Allerdings macht auch der Verwaltungsrat, unter der Leitung von Paul Bulcke, in dieser Liebessache keine gute Figur. Offenbar gab es seit mehreren Monaten interne Hinweise für die besagte Beziehung. Aber erst eine zweite Untersuchung hat den Sachverhalt bestätigt, nachdem eine erste Abklärung ergebnislos geblieben war. Hat der Verwaltungsrat die internen Warnsignale nicht gesehen oder nicht sehen wollen? Deshalb muss sich das Führungsgremium ebenso die Frage gefallen lassen, wie ernst man kritische Stimmen aus dem eigenen Haus nimmt.

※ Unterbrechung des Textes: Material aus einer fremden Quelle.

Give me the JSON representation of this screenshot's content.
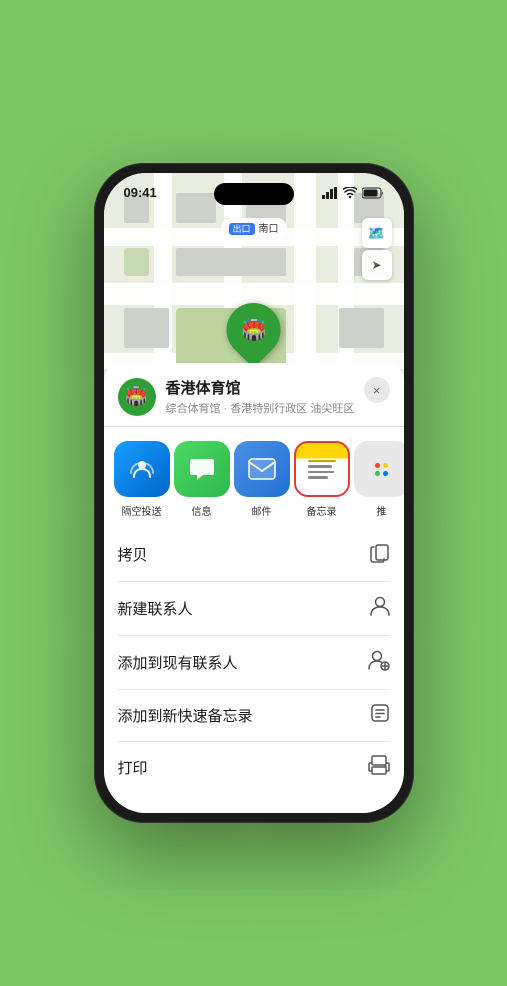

Fokus richten auf Hauptschauplatz
Letztlich hat der Verwaltungsrat aber die Reissleine gezogen und Laurent Freixe vor die Tür gestellt. Für Nestlé ist der Vorfall zweifellos unschön, aber immerhin dürfte das Unternehmen keinen finanziellen Schaden davontragen. Auch der Reputationsschaden dürfte sich in Grenzen halten, sofern Nestlé wieder zurück zu alter Stärke findet. Denn Nestlé müsste sich eigentlich anderen Herausforderungen – beispielsweise in den USA die jüngst verlorenen Marktanteile wieder zurückgewinnen – widmen, als seine Energie für vergleichsweise unbedeutende Nebenschauplätze zu verwenden.